Determination of IFN-γ in activated T-cells
A total of 2.5 × 105 CD8+ T-cells were cultured for 48 h in a 24-well plate (Corning) with 1 ml of IMDM culture medium + 10 % dialyzed FBS in the presence of beads coated with anti-CD2/CD3/CD28 in the ratio 2:1 and in the presence or absence of 20 μL of MSCs supernatants. Caffeine (300 μM) or ZM241385 (1 μM) were added to some wells. Lymphocytes stimulated with beads coated with anti-CD2/CD3/CD28 alone or in the presence of synthetic Ado (500 μM), caffeine (300 μM), Ado:caffeine (500 μM:300 μM), Ado: ZM241385 (500 mM:1 mM), Ado: ZM241385:caffeine (500 μM:1 μM:300 μM) or without stimulus were seeded independently to establish appropriate controls. During the last 4 h of culture, Brefeldin-A (Sigma-Aldrich) was added to a final concentration of 10 μM to determine the content of intracellular IFN-γ. Subsequently, cells were collected, fixed and permeated using the Cytofix/Cytoperm Kit (BD Biosciences, San Jose, CA, USA) kit. T-cells were labeled with anti-IFN-γ/FITC and anti-CD8/APC (R&D Systems, Inc, Minneapolis, MN, USA) monoclonal antibodies, incubated for 30 min at 4 °C and washed three times with PBS. The labeled cells were evaluated in a CyAN flow cytometer (Beckman Coulter). A total of 5 × 104 events were acquired to analyze the percentage of CD8+IFN-γ+ cells using Summit V4.3 software.
cAMP assay
Measurements of cAMP levels were performed, as described previously [40]. Briefly, CD8+ T-cells (4 × 105) were cultured alone or in the presence of 20 µl of each supernatant (total volume of 200 µl). In other cases, synthetic Ado (500 μM), caffeine (300 μM), Ado:caffeine (500 μM:300 μM), Ado: ZM241385 (500 mM:1 mM), Ado: ZM241385:caffeine (500 μM:1 μM:300 μM), or the ARs agonist, 5′-N-ethylcarboxamidoadenosine (NECA; Sigma-Aldrich) (5 μM) were seeded independently to establish appropriate controls. The cells were incubated for 30 min at 37 °C, and the reaction was stopped by addition of 1 N hydrochloric acid. cAMP levels were determined by ELISA using the Parameter™ cAMP assay kit (R&D Systems, Inc, Minneapolis, MN, USA).
In vitro analysis of the suppression of effector CTL activity
To analyze the suppressor capacity of Ado on effector CTL function, CD8+ T-cells specific for the YMLDLQPETT peptide derived from the E7 HPV-16 protein were obtained using a method previously reported by our group [41]. A total of 1 × 106 CTLs were previously cultured for 3 h in the presence of synthetic Ado (500 µM) or with 20 µl of supernatants obtained from MSCs cultured for 5 h in presence of 5 mM AMP. Subsequently, CTLs were washed and challenged with cells from the T2 lymphoblastic cell line that express empty HLA-A*02:01 molecules on their cell surfaces [42], which were loaded with 10 µM YMLDLQPETT peptide.

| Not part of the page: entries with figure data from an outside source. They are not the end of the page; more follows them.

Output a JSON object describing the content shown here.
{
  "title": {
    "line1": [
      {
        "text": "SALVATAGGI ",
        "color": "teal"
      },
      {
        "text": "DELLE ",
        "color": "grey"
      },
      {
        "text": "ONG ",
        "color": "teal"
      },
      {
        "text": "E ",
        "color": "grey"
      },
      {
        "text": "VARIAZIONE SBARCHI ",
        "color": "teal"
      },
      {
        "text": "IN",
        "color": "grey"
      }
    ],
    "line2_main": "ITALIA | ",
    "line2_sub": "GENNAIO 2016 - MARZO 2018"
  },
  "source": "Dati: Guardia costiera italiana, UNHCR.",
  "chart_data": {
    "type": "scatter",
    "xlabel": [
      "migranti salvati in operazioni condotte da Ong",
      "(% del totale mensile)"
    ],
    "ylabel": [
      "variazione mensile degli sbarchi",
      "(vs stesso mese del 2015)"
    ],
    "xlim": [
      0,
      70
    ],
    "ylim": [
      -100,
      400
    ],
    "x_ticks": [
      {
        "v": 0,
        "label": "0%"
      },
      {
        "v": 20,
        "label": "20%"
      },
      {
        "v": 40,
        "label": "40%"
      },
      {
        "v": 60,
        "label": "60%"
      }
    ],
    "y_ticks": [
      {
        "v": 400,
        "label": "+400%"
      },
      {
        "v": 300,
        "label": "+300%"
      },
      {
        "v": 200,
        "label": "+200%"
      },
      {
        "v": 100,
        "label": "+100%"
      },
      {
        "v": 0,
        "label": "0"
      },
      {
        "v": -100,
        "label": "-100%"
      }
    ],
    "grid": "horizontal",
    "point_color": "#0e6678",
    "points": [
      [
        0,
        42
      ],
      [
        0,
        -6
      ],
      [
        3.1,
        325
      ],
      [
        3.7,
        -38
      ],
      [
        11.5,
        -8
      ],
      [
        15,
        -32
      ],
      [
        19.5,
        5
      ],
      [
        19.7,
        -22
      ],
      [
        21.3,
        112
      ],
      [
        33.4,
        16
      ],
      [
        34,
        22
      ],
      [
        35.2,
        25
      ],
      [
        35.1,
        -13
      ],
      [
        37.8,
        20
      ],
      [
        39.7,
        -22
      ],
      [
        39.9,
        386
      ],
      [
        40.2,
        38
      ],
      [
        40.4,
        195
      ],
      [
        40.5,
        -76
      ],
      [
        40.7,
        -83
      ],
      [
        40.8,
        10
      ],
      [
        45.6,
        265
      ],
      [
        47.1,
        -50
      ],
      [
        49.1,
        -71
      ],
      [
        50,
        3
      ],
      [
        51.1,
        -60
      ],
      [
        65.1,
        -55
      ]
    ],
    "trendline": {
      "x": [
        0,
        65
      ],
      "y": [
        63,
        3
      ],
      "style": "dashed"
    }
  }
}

Target cells (peptide-loaded T2) were labeled with 5(6)-carboxyfluorescein diacetate N-succinimidyl ester (CFSE) (Sigma-Aldrich), and CTLs were labeled with CD8-APC antibody (BD Bioscience) following the protocol provided by BD Bioscience. The cytotoxic activity of effector cells on target cells was determined in the proportions 10:1, 5:1 and 2.5:1 (effector:target) using a cell viability solution (7AAD, Sigma-Aldrich). Viable cells were analyzed under a Coulter CyAN flow cytometer (Beckman Coulter) from the acquisition of 100,000 events by determining the percentage of positive target cells for CFSE/7AAD.
Lymphocytes were independently seeded with medium alone or medium with AMP, synthetic Ado, caffeine (300 μM), ZM241385 (1 μM), Ado:caffeine (500 μM:300 μM), Ado:ZM241385 (500 mM:1 mM) or Ado: ZM241385:caffeine (500 μM:1 μM:300 μM) to establish the appropriate controls. A total of 5 % hydrogen peroxide was used in some cases to determine the total lysis of target cells.

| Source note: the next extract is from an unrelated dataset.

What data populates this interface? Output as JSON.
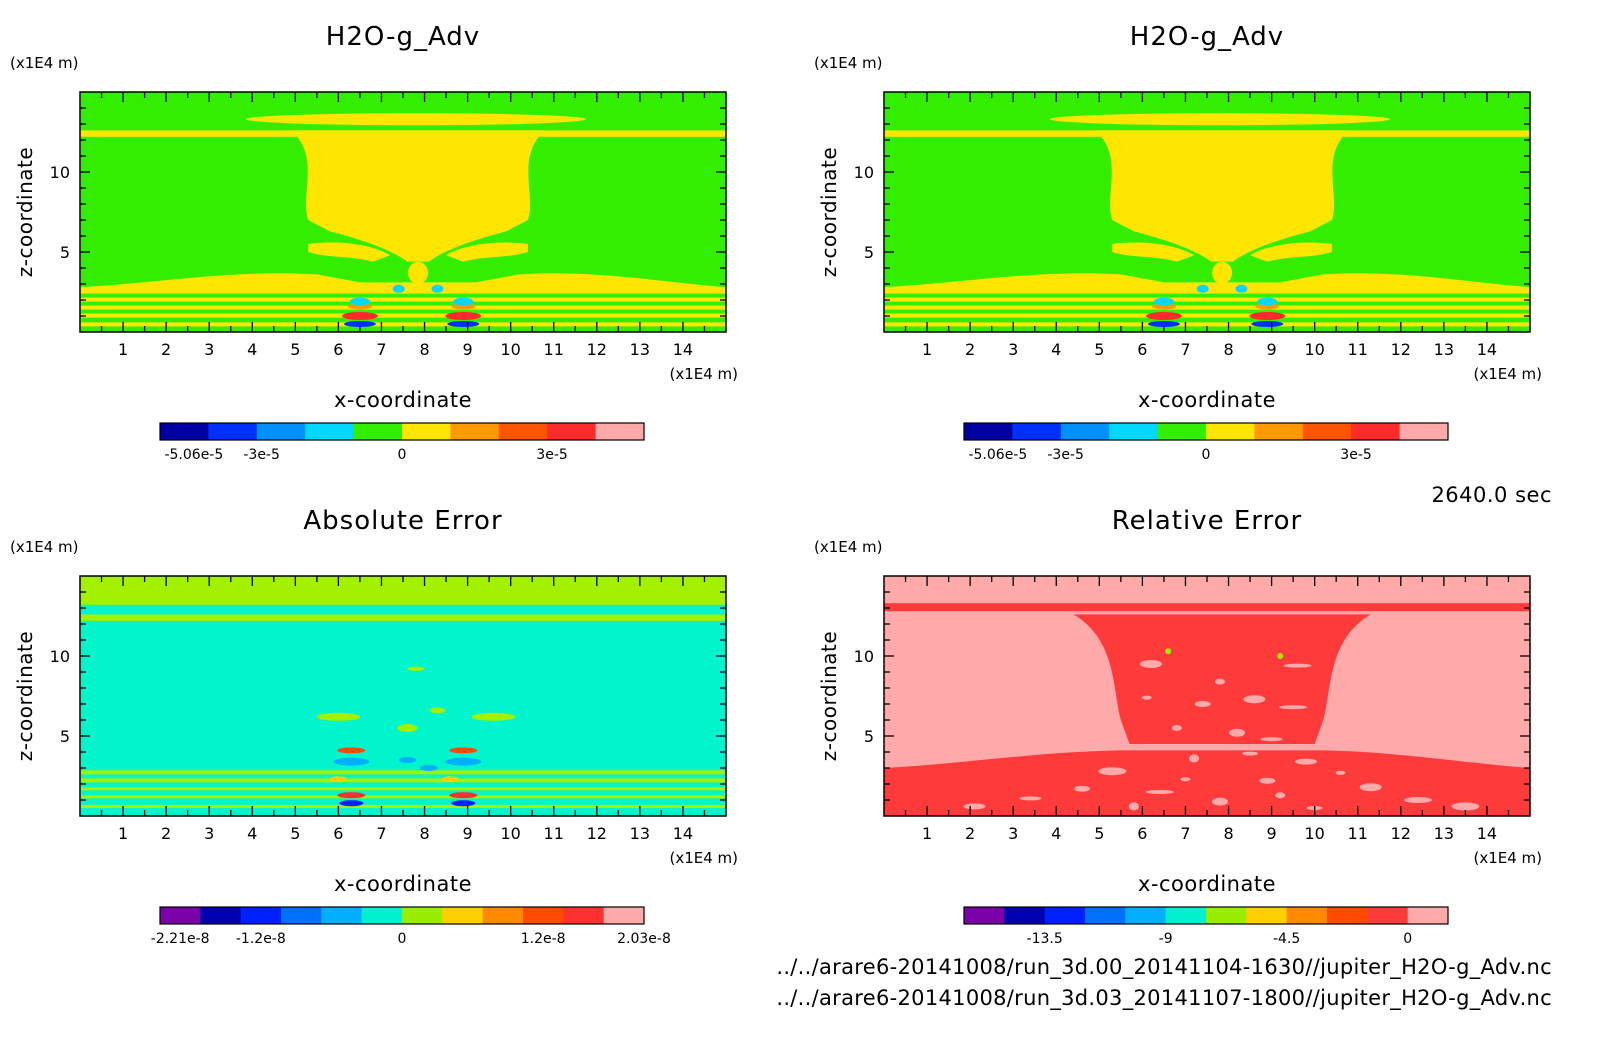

The percentage of lysis was calculated according to the following formula: % cytotoxicity = 100 × [(experimental lysis (CFSE+, 7AAD+) − basal lysis (CFSE+, 7AAD+)/(total lysis (CFSE+, 7AAD+) − basal lysis (CFSE+, 7AAD+)].
Statistical analysis
All numerical data are presented as the mean value ± SEM of three independent experiments. Comparisons were evaluated by multivariate statistical analysis using GraphPad Prism version 7 (GraphPad Prism software, USA). The difference was considered statistically significant at P < 0.05.